API is “Compromised” Says Deepwater Report
We know that BP was to blame for the Deepwater Horizon. So too was Transocean and Halliburton.
So too was the failed regulatory regime, which was tasked with maximising revenues for drilling at the same time as being responsible for oversight of the operations.
You can’t do both, and that is the reason that former regulator, the Minerals Management Service, has been changed into the Bureau of Ocean Energy Management, Regulation and Enforcement which has no responsibility for revenue collection.
But the industry lobby group, the American Petroleum Institute, is similarly “compromised” as the MMS was, according to the official Commission, whose report was published yesterday.
Because as well as being a lobby group pushing to promote offshore drilling, it also runs technical committees that write safety standards for the offshore industry.
This is what the report says:
“Based on this Commission’s multiple meetings and discussions with leading members of the oil and gas industry, however, it is clear that API’s ability to serve as a reliable standard-setter for drilling safety is compromised by its role as the industry’s principal lobbyist and public policy advocate.”
The report shows why the API is compromised: “Because they would make oil and gas industry operations potentially more costly, API regularly resists agency rulemakings that government regulators believe would make those operations safer, and API favors rulemaking that promotes industry autonomy from government oversight.”
Due to this compromised role, the API’s safety standards were flawed and therefore regulatory standards were flawed too.
It is worth reading the report in detail:
“According to statements made by industry officials to the Commission, API’s proffered safety and technical standards were a major casualty of this conflicted role.
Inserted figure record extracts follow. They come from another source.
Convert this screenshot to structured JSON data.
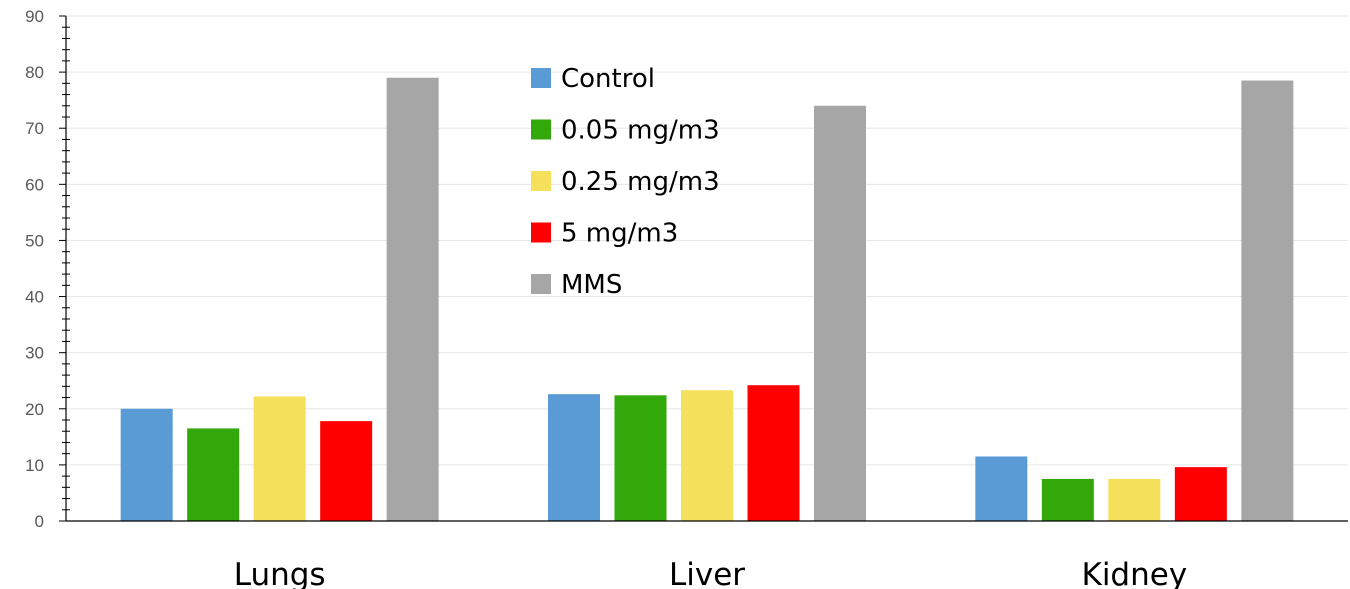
{
  "chart_data": {
    "type": "bar",
    "title": "",
    "xlabel": "",
    "ylabel": "",
    "ylim": [
      0,
      90
    ],
    "yticks": [
      0,
      10,
      20,
      30,
      40,
      50,
      60,
      70,
      80,
      90
    ],
    "categories": [
      "Lungs",
      "Liver",
      "Kidney"
    ],
    "grid": true,
    "legend_position": "top-center",
    "series": [
      {
        "name": "Control",
        "color": "#5b9bd5",
        "values": [
          20,
          22.6,
          11.5
        ]
      },
      {
        "name": "0.05 mg/m3",
        "color": "#33a80b",
        "values": [
          16.5,
          22.4,
          7.5
        ]
      },
      {
        "name": "0.25 mg/m3",
        "color": "#f4e05a",
        "values": [
          22.2,
          23.3,
          7.5
        ]
      },
      {
        "name": "5 mg/m3",
        "color": "#ff0000",
        "values": [
          17.8,
          24.2,
          9.6
        ]
      },
      {
        "name": "MMS",
        "color": "#a6a6a6",
        "values": [
          79,
          74,
          78.5
        ]
      }
    ]
  }
}
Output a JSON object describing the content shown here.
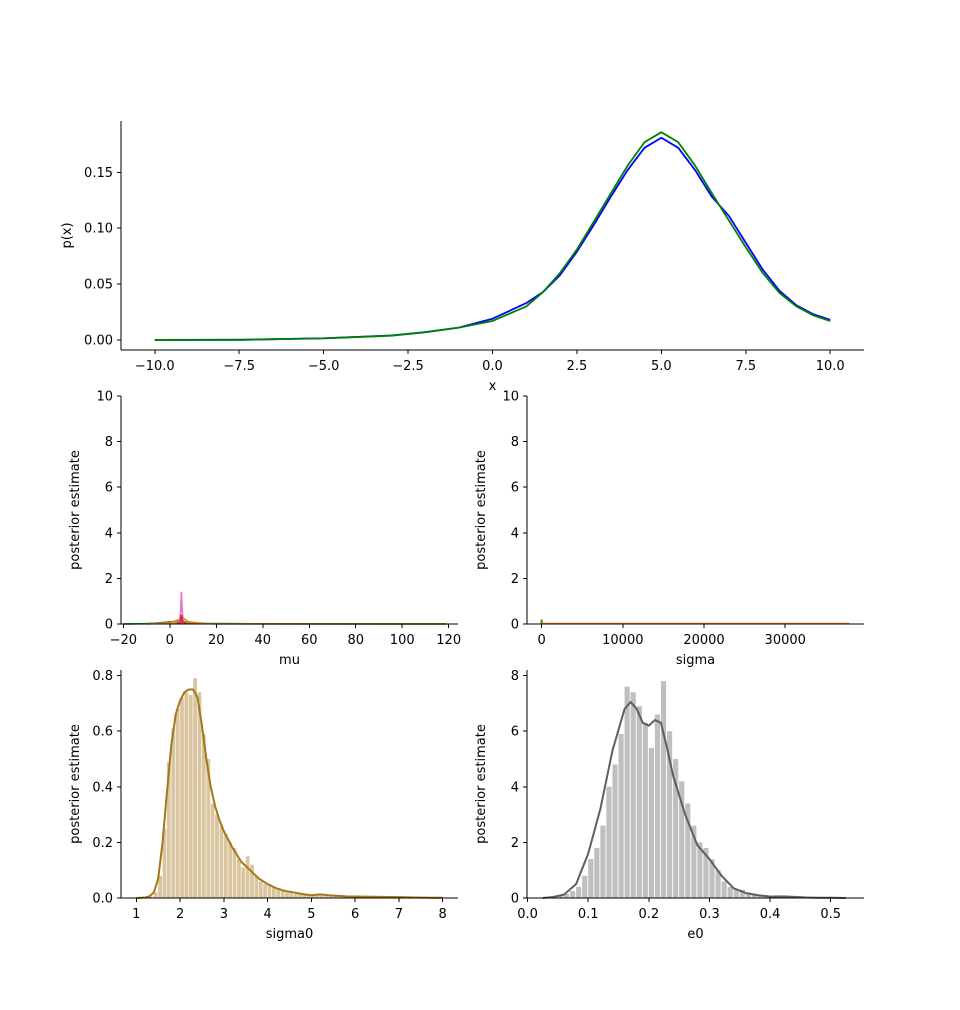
{
  "chart_data": [
    {
      "id": "density",
      "type": "line",
      "xlabel": "x",
      "ylabel": "p(x)",
      "xlim": [
        -11,
        11
      ],
      "ylim": [
        -0.009,
        0.196
      ],
      "xticks": [
        -10.0,
        -7.5,
        -5.0,
        -2.5,
        0.0,
        2.5,
        5.0,
        7.5,
        10.0
      ],
      "xtick_labels": [
        "−10.0",
        "−7.5",
        "−5.0",
        "−2.5",
        "0.0",
        "2.5",
        "5.0",
        "7.5",
        "10.0"
      ],
      "yticks": [
        0.0,
        0.05,
        0.1,
        0.15
      ],
      "ytick_labels": [
        "0.00",
        "0.05",
        "0.10",
        "0.15"
      ],
      "series": [
        {
          "color": "#0000ff",
          "points": [
            [
              -10,
              0.0
            ],
            [
              -7.5,
              0.0001
            ],
            [
              -5,
              0.0015
            ],
            [
              -3,
              0.004
            ],
            [
              -2,
              0.007
            ],
            [
              -1,
              0.011
            ],
            [
              0,
              0.019
            ],
            [
              1,
              0.033
            ],
            [
              1.5,
              0.043
            ],
            [
              2,
              0.058
            ],
            [
              2.5,
              0.079
            ],
            [
              3,
              0.103
            ],
            [
              3.5,
              0.128
            ],
            [
              4,
              0.152
            ],
            [
              4.5,
              0.172
            ],
            [
              5,
              0.181
            ],
            [
              5.5,
              0.172
            ],
            [
              6,
              0.152
            ],
            [
              6.5,
              0.128
            ],
            [
              7,
              0.111
            ],
            [
              7.5,
              0.087
            ],
            [
              8,
              0.063
            ],
            [
              8.5,
              0.044
            ],
            [
              9,
              0.031
            ],
            [
              9.5,
              0.023
            ],
            [
              10,
              0.018
            ]
          ]
        },
        {
          "color": "#008000",
          "points": [
            [
              -10,
              0.0
            ],
            [
              -7.5,
              0.0001
            ],
            [
              -5,
              0.0014
            ],
            [
              -3,
              0.0038
            ],
            [
              -2,
              0.0068
            ],
            [
              -1,
              0.011
            ],
            [
              0,
              0.017
            ],
            [
              1,
              0.03
            ],
            [
              1.5,
              0.043
            ],
            [
              2,
              0.06
            ],
            [
              2.5,
              0.081
            ],
            [
              3,
              0.106
            ],
            [
              3.5,
              0.131
            ],
            [
              4,
              0.156
            ],
            [
              4.5,
              0.177
            ],
            [
              5,
              0.186
            ],
            [
              5.5,
              0.177
            ],
            [
              6,
              0.156
            ],
            [
              6.5,
              0.131
            ],
            [
              7,
              0.107
            ],
            [
              7.5,
              0.083
            ],
            [
              8,
              0.06
            ],
            [
              8.5,
              0.042
            ],
            [
              9,
              0.03
            ],
            [
              9.5,
              0.022
            ],
            [
              10,
              0.017
            ]
          ]
        }
      ]
    },
    {
      "id": "mu",
      "type": "area",
      "xlabel": "mu",
      "ylabel": "posterior estimate",
      "xlim": [
        -21,
        124
      ],
      "ylim": [
        0,
        10
      ],
      "xticks": [
        -20,
        0,
        20,
        40,
        60,
        80,
        100,
        120
      ],
      "xtick_labels": [
        "−20",
        "0",
        "20",
        "40",
        "60",
        "80",
        "100",
        "120"
      ],
      "yticks": [
        0,
        2,
        4,
        6,
        8,
        10
      ],
      "ytick_labels": [
        "0",
        "2",
        "4",
        "6",
        "8",
        "10"
      ],
      "series": [
        {
          "color": "#1f77b4",
          "points": [
            [
              -20,
              0
            ],
            [
              -10,
              0.01
            ],
            [
              -5,
              0.05
            ],
            [
              0,
              0.1
            ],
            [
              3,
              0.12
            ],
            [
              5,
              0.1
            ],
            [
              10,
              0.03
            ],
            [
              20,
              0.005
            ],
            [
              119,
              0
            ]
          ]
        },
        {
          "color": "#2ca02c",
          "points": [
            [
              -20,
              0
            ],
            [
              -5,
              0.03
            ],
            [
              0,
              0.08
            ],
            [
              4,
              0.15
            ],
            [
              6,
              0.1
            ],
            [
              15,
              0.03
            ],
            [
              40,
              0.01
            ],
            [
              119,
              0.005
            ]
          ]
        },
        {
          "color": "#ff7f0e",
          "points": [
            [
              -10,
              0
            ],
            [
              0,
              0.05
            ],
            [
              4,
              0.2
            ],
            [
              6,
              0.25
            ],
            [
              8,
              0.1
            ],
            [
              15,
              0.01
            ],
            [
              119,
              0
            ]
          ]
        },
        {
          "color": "#e377c2",
          "points": [
            [
              3,
              0
            ],
            [
              4,
              0.05
            ],
            [
              4.6,
              0.5
            ],
            [
              5,
              1.42
            ],
            [
              5.4,
              0.5
            ],
            [
              6,
              0.05
            ],
            [
              7,
              0
            ]
          ]
        },
        {
          "color": "#d62728",
          "points": [
            [
              3,
              0
            ],
            [
              4.5,
              0.1
            ],
            [
              5,
              0.4
            ],
            [
              5.5,
              0.1
            ],
            [
              7,
              0
            ]
          ]
        }
      ]
    },
    {
      "id": "sigma",
      "type": "area",
      "xlabel": "sigma",
      "ylabel": "posterior estimate",
      "xlim": [
        -1800,
        39700
      ],
      "ylim": [
        0,
        10
      ],
      "xticks": [
        0,
        10000,
        20000,
        30000
      ],
      "xtick_labels": [
        "0",
        "10000",
        "20000",
        "30000"
      ],
      "yticks": [
        0,
        2,
        4,
        6,
        8,
        10
      ],
      "ytick_labels": [
        "0",
        "2",
        "4",
        "6",
        "8",
        "10"
      ],
      "series": [
        {
          "color": "#2ca02c",
          "points": [
            [
              -100,
              0
            ],
            [
              0,
              0.2
            ],
            [
              100,
              0.05
            ],
            [
              200,
              0
            ]
          ]
        },
        {
          "color": "#ff7f0e",
          "points": [
            [
              -100,
              0
            ],
            [
              0,
              0.02
            ],
            [
              37800,
              0.02
            ],
            [
              37900,
              0
            ]
          ]
        }
      ]
    },
    {
      "id": "sigma0",
      "type": "bar",
      "xlabel": "sigma0",
      "ylabel": "posterior estimate",
      "xlim": [
        0.65,
        8.35
      ],
      "ylim": [
        0,
        0.82
      ],
      "xticks": [
        1,
        2,
        3,
        4,
        5,
        6,
        7,
        8
      ],
      "xtick_labels": [
        "1",
        "2",
        "3",
        "4",
        "5",
        "6",
        "7",
        "8"
      ],
      "yticks": [
        0.0,
        0.2,
        0.4,
        0.6,
        0.8
      ],
      "ytick_labels": [
        "0.0",
        "0.2",
        "0.4",
        "0.6",
        "0.8"
      ],
      "hist_color": "#d9c6a0",
      "kde_color": "#a57719",
      "bins": [
        [
          1.0,
          0.0
        ],
        [
          1.1,
          0.0
        ],
        [
          1.2,
          0.0
        ],
        [
          1.3,
          0.005
        ],
        [
          1.4,
          0.02
        ],
        [
          1.5,
          0.08
        ],
        [
          1.6,
          0.25
        ],
        [
          1.7,
          0.49
        ],
        [
          1.8,
          0.61
        ],
        [
          1.9,
          0.68
        ],
        [
          2.0,
          0.72
        ],
        [
          2.1,
          0.74
        ],
        [
          2.2,
          0.73
        ],
        [
          2.3,
          0.79
        ],
        [
          2.4,
          0.74
        ],
        [
          2.5,
          0.59
        ],
        [
          2.6,
          0.5
        ],
        [
          2.7,
          0.34
        ],
        [
          2.8,
          0.3
        ],
        [
          2.9,
          0.26
        ],
        [
          3.0,
          0.23
        ],
        [
          3.1,
          0.2
        ],
        [
          3.2,
          0.18
        ],
        [
          3.3,
          0.14
        ],
        [
          3.4,
          0.11
        ],
        [
          3.5,
          0.15
        ],
        [
          3.6,
          0.12
        ],
        [
          3.7,
          0.08
        ],
        [
          3.8,
          0.06
        ],
        [
          3.9,
          0.05
        ],
        [
          4.0,
          0.05
        ],
        [
          4.1,
          0.04
        ],
        [
          4.2,
          0.03
        ],
        [
          4.3,
          0.03
        ],
        [
          4.4,
          0.02
        ],
        [
          4.5,
          0.02
        ],
        [
          4.6,
          0.015
        ],
        [
          4.7,
          0.015
        ],
        [
          4.8,
          0.015
        ],
        [
          4.9,
          0.01
        ],
        [
          5.0,
          0.01
        ],
        [
          5.1,
          0.01
        ],
        [
          5.2,
          0.015
        ],
        [
          5.3,
          0.01
        ],
        [
          5.4,
          0.008
        ],
        [
          5.5,
          0.008
        ],
        [
          5.6,
          0.006
        ],
        [
          5.7,
          0.006
        ],
        [
          5.8,
          0.005
        ],
        [
          5.9,
          0.005
        ],
        [
          6.0,
          0.005
        ],
        [
          6.2,
          0.004
        ],
        [
          6.4,
          0.004
        ],
        [
          6.6,
          0.003
        ],
        [
          6.8,
          0.003
        ],
        [
          7.0,
          0.003
        ],
        [
          7.2,
          0.002
        ],
        [
          7.4,
          0.002
        ],
        [
          7.6,
          0.002
        ],
        [
          7.8,
          0.001
        ]
      ],
      "bin_width": 0.1,
      "kde": [
        [
          1.0,
          0.0
        ],
        [
          1.2,
          0.002
        ],
        [
          1.3,
          0.006
        ],
        [
          1.4,
          0.02
        ],
        [
          1.5,
          0.07
        ],
        [
          1.6,
          0.2
        ],
        [
          1.7,
          0.38
        ],
        [
          1.8,
          0.55
        ],
        [
          1.9,
          0.66
        ],
        [
          2.0,
          0.71
        ],
        [
          2.1,
          0.74
        ],
        [
          2.2,
          0.75
        ],
        [
          2.3,
          0.75
        ],
        [
          2.4,
          0.72
        ],
        [
          2.5,
          0.62
        ],
        [
          2.6,
          0.5
        ],
        [
          2.7,
          0.4
        ],
        [
          2.8,
          0.33
        ],
        [
          2.9,
          0.28
        ],
        [
          3.0,
          0.24
        ],
        [
          3.2,
          0.18
        ],
        [
          3.4,
          0.13
        ],
        [
          3.6,
          0.1
        ],
        [
          3.8,
          0.07
        ],
        [
          4.0,
          0.05
        ],
        [
          4.2,
          0.035
        ],
        [
          4.4,
          0.025
        ],
        [
          4.6,
          0.02
        ],
        [
          4.8,
          0.014
        ],
        [
          5.0,
          0.01
        ],
        [
          5.2,
          0.013
        ],
        [
          5.4,
          0.01
        ],
        [
          5.8,
          0.006
        ],
        [
          6.2,
          0.005
        ],
        [
          6.6,
          0.004
        ],
        [
          7.0,
          0.003
        ],
        [
          7.4,
          0.002
        ],
        [
          7.8,
          0.001
        ],
        [
          8.0,
          0.001
        ]
      ]
    },
    {
      "id": "e0",
      "type": "bar",
      "xlabel": "e0",
      "ylabel": "posterior estimate",
      "xlim": [
        -0.001,
        0.555
      ],
      "ylim": [
        0,
        8.2
      ],
      "xticks": [
        0.0,
        0.1,
        0.2,
        0.3,
        0.4,
        0.5
      ],
      "xtick_labels": [
        "0.0",
        "0.1",
        "0.2",
        "0.3",
        "0.4",
        "0.5"
      ],
      "yticks": [
        0,
        2,
        4,
        6,
        8
      ],
      "ytick_labels": [
        "0",
        "2",
        "4",
        "6",
        "8"
      ],
      "hist_color": "#bfbfbf",
      "kde_color": "#5f5f5f",
      "bins": [
        [
          0.025,
          0.0
        ],
        [
          0.04,
          0.05
        ],
        [
          0.05,
          0.1
        ],
        [
          0.06,
          0.15
        ],
        [
          0.07,
          0.25
        ],
        [
          0.08,
          0.4
        ],
        [
          0.09,
          0.8
        ],
        [
          0.1,
          1.4
        ],
        [
          0.11,
          1.8
        ],
        [
          0.12,
          2.6
        ],
        [
          0.13,
          4.0
        ],
        [
          0.14,
          4.8
        ],
        [
          0.15,
          5.9
        ],
        [
          0.16,
          7.6
        ],
        [
          0.17,
          7.4
        ],
        [
          0.18,
          6.9
        ],
        [
          0.19,
          6.3
        ],
        [
          0.2,
          5.4
        ],
        [
          0.21,
          6.6
        ],
        [
          0.22,
          7.8
        ],
        [
          0.23,
          6.0
        ],
        [
          0.24,
          5.0
        ],
        [
          0.25,
          4.2
        ],
        [
          0.26,
          3.4
        ],
        [
          0.27,
          2.6
        ],
        [
          0.28,
          2.0
        ],
        [
          0.29,
          1.8
        ],
        [
          0.3,
          1.4
        ],
        [
          0.31,
          1.0
        ],
        [
          0.32,
          0.6
        ],
        [
          0.33,
          0.4
        ],
        [
          0.34,
          0.3
        ],
        [
          0.35,
          0.3
        ],
        [
          0.36,
          0.2
        ],
        [
          0.37,
          0.15
        ],
        [
          0.38,
          0.1
        ],
        [
          0.39,
          0.1
        ],
        [
          0.4,
          0.08
        ],
        [
          0.41,
          0.07
        ],
        [
          0.42,
          0.06
        ],
        [
          0.43,
          0.05
        ],
        [
          0.44,
          0.04
        ],
        [
          0.45,
          0.03
        ],
        [
          0.46,
          0.02
        ],
        [
          0.48,
          0.01
        ],
        [
          0.5,
          0.01
        ]
      ],
      "bin_width": 0.0095,
      "kde": [
        [
          0.025,
          0.0
        ],
        [
          0.04,
          0.03
        ],
        [
          0.06,
          0.12
        ],
        [
          0.08,
          0.5
        ],
        [
          0.1,
          1.6
        ],
        [
          0.12,
          3.2
        ],
        [
          0.14,
          5.3
        ],
        [
          0.16,
          6.8
        ],
        [
          0.17,
          7.05
        ],
        [
          0.18,
          6.8
        ],
        [
          0.19,
          6.3
        ],
        [
          0.2,
          6.2
        ],
        [
          0.21,
          6.4
        ],
        [
          0.22,
          6.3
        ],
        [
          0.23,
          5.4
        ],
        [
          0.24,
          4.4
        ],
        [
          0.26,
          3.0
        ],
        [
          0.28,
          1.9
        ],
        [
          0.3,
          1.4
        ],
        [
          0.32,
          0.8
        ],
        [
          0.34,
          0.35
        ],
        [
          0.36,
          0.18
        ],
        [
          0.38,
          0.1
        ],
        [
          0.4,
          0.05
        ],
        [
          0.42,
          0.06
        ],
        [
          0.44,
          0.04
        ],
        [
          0.46,
          0.02
        ],
        [
          0.48,
          0.01
        ],
        [
          0.5,
          0.01
        ],
        [
          0.525,
          0.0
        ]
      ]
    }
  ]
}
As described by one representative, API-proposed safety standards have increasingly failed to reflect “best industry practices” and have instead expressed the “lowest common denominator”—in other words, a standard that almost all operators could readily achieve.”
The report continues: “Because the Interior Department has in turn relied on API in developing its own regulatory safety standards, API’s shortfalls have undermined the entire federal regulatory system. As described in Chapter 4, the inadequacies of the resulting federal standards are evident in the decisions that led to the Macondo well blowout.”
For years the API led industry efforts into preventing further regulatory reform, asking the regulators to instead to rely on self-regulation by the API. The Oil Spill Commission’s report argues that historically the oil industry served as “an initial impediment” to the reforms being proposed by the MMS in the early nineties “and has largely remained so”.
Even after the Piper Alpha disaster in the North Sea in the late eighties that led to radical regulatory and safety reform in the UK, the API and other trade bodies continued to resist safety reform in the US.
The Commission continues: “In late 1991, the American Petroleum Institute asked the agency to postpone action in order to allow the institute itself to develop an offshore safety standard. MMS agreed, and actively participated in the institute’s committee-based process over the next two years.”
In May 1993, the API’s “recommended practice” guidance document was published; however missing from the first edition was a key element of standard process safety management. And unbelievably, according to the Commission’s report, “nor did it even cover drilling rigs, clearly an integral element in operating offshore.”
It was not until after the Deepwater Horizon disaster that “the Department of the Interior was finally able to announce a new, mandatory Safety and Environmental Management System almost two decades after the approach was adopted in the United Kingdom, where it is called the “safety case.””
Moreover, the report argues, the “API opposed revisions to the incident reporting rule that would have helped better identify safety risks.”
It is worth reading what the API says about its “consensus standards” on its website: “The development of consensus standards is one of API’s oldest and most successful programs. Beginning with its first standards in 1924, API now maintains some 500 standards covering all segments of the oil and gas industry.”
But, in contrast, the Commission argues that “As a consensus-based organization, the American Petroleum Institute is culturally ill-suited to drive a safety revolution in the industry. For this reason, it is essential that the safety enterprise operate apart from the API … the API’s longstanding role as an industry lobbyist and policy advocate—with an established record of opposing reform and modernization of safety regulations—renders it inappropriate to serve a self-policing function.”
To be credible, argues the Commission “any industry-created safety institute would need to have complete command of technical expertise available through industry sources—and complete freedom from any suggestion that its operations are compromised by multiple other interests and agendas.”
Therefore to be credible, all safety oversight must be moved away from the API.